After losing her job at MakerDAO, Schap headed to Egypt for some downtime. At Dahab, on the Red Sea, the longtime scuba diver tried something more adventurous: learning to free dive down 66 feet (20 meters). Schap says she relished the mental challenge of “calming your mind and pushing past the urge to breathe or swim up.” From Egypt, she went to Berlin, a hub for blockchain developers, where she advised some DeFi projects.

Schap says her experience at MakerDAO has strengthened, not broken, her conviction that decentralized financial services are necessary and worthwhile. She says she hopes MakerDAO prospers. She put a year of her life into it, after all, and she holds some MKR tokens. But she remains unconvinced that platforms such as MakerDAO need to be regulated.

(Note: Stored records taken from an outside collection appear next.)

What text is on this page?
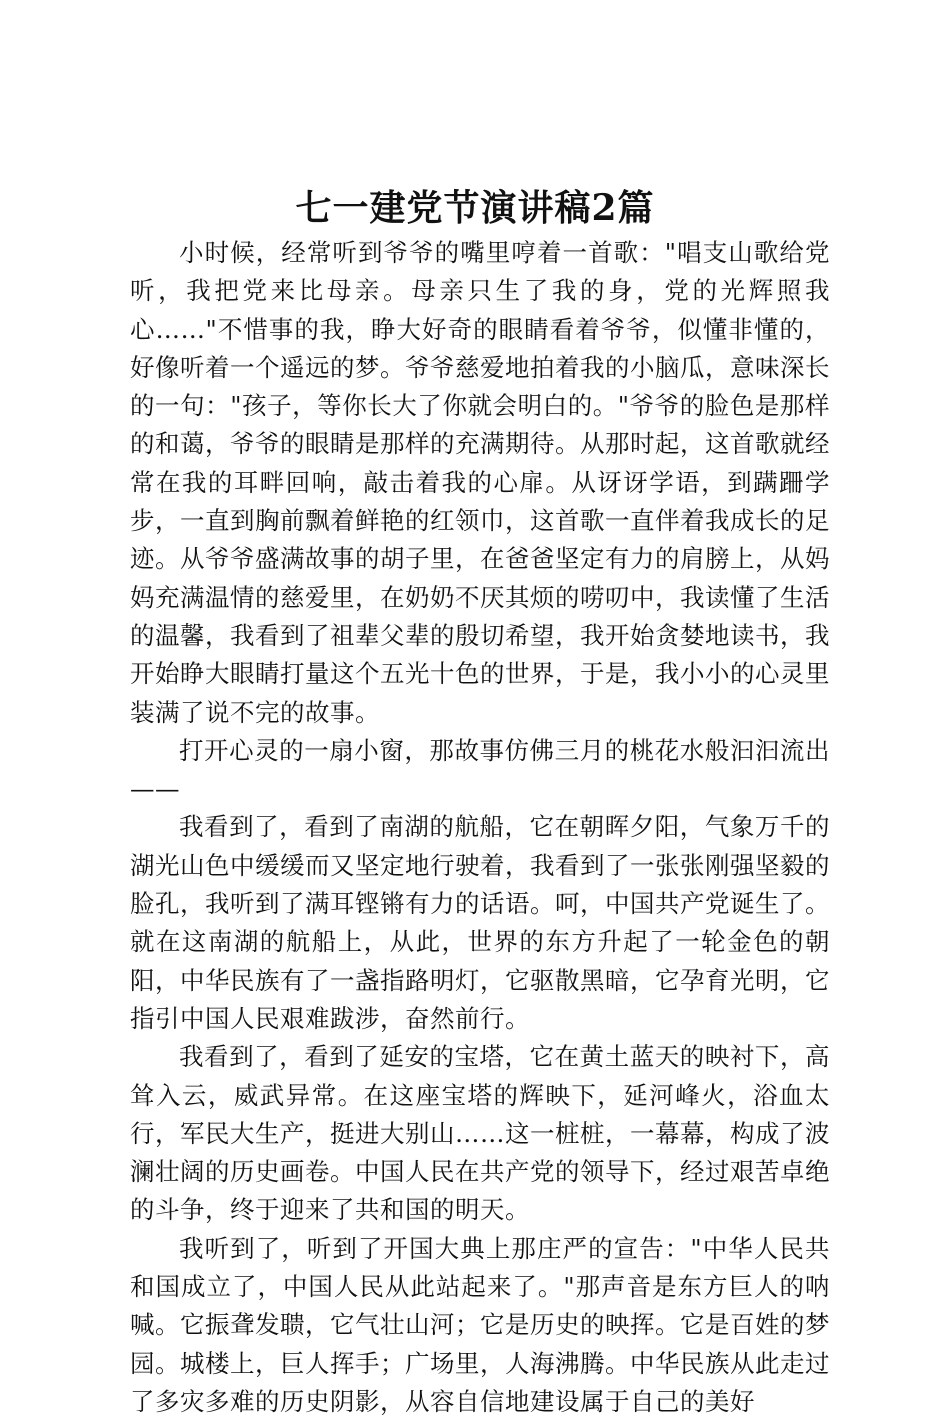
七一建党节演讲稿2篇

小时候，经常听到爷爷的嘴里哼着一首歌："唱支山歌给党听，我把党来比母亲。母亲只生了我的身，党的光辉照我心……"不惜事的我，睁大好奇的眼睛看着爷爷，似懂非懂的，好像听着一个遥远的梦。爷爷慈爱地拍着我的小脑瓜，意味深长的一句："孩子，等你长大了你就会明白的。"爷爷的脸色是那样的和蔼，爷爷的眼睛是那样的充满期待。从那时起，这首歌就经常在我的耳畔回响，敲击着我的心扉。从讶讶学语，到蹒跚学步，一直到胸前飘着鲜艳的红领巾，这首歌一直伴着我成长的足迹。从爷爷盛满故事的胡子里，在爸爸坚定有力的肩膀上，从妈妈充满温情的慈爱里，在奶奶不厌其烦的唠叨中，我读懂了生活的温馨，我看到了祖辈父辈的殷切希望，我开始贪婪地读书，我开始睁大眼睛打量这个五光十色的世界，于是，我小小的心灵里装满了说不完的故事。

打开心灵的一扇小窗，那故事仿佛三月的桃花水般汩汩流出——

我看到了，看到了南湖的航船，它在朝晖夕阳，气象万千的湖光山色中缓缓而又坚定地行驶着，我看到了一张张刚强坚毅的脸孔，我听到了满耳铿锵有力的话语。呵，中国共产党诞生了。就在这南湖的航船上，从此，世界的东方升起了一轮金色的朝阳，中华民族有了一盏指路明灯，它驱散黑暗，它孕育光明，它指引中国人民艰难跋涉，奋然前行。

我看到了，看到了延安的宝塔，它在黄土蓝天的映衬下，高耸入云，威武异常。在这座宝塔的辉映下，延河峰火，浴血太行，军民大生产，挺进大别山……这一桩桩，一幕幕，构成了波澜壮阔的历史画卷。中国人民在共产党的领导下，经过艰苦卓绝的斗争，终于迎来了共和国的明天。

我听到了，听到了开国大典上那庄严的宣告："中华人民共和国成立了，中国人民从此站起来了。"那声音是东方巨人的呐喊。它振聋发聩，它气壮山河；它是历史的映挥。它是百姓的梦园。城楼上，巨人挥手；广场里，人海沸腾。中华民族从此走过了多灾多难的历史阴影，从容自信地建设属于自己的美好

Decentralized finance is dismissed as little more than a distraction by vast swaths of the financial community, so MakerDAO’s next steps matter: It’s the largest and most closely watched DeFi project. It has a significant bearing on the broader $220 billion crypto market, says Robert Leshner, CEO of Compound, a virtual-currency money market.

Leshner says MakerDAO and DeFi more generally are helping to provide an answer to the question that hangs over crypto. “After the bubble, then crash, of 2017 and 2018, it’s natural to ask, ‘What do we use this stuff for?’ ” he says. “ [DeFi] is the first legitimate answer to the question. DeFi is starting to have its moment because it’s the next chapter for crypto.”

As for Schap, decentralization has become something of a life goal. She says she’s now working on her own DeFi startup with friends and will split her time between Berlin and New York. “I don’t think Maker will ultimately make or break DeFi,” she says. “It’s already helped to make it. And I don’t think it’s possible, even if Maker were to fail, for this train to stop rolling.”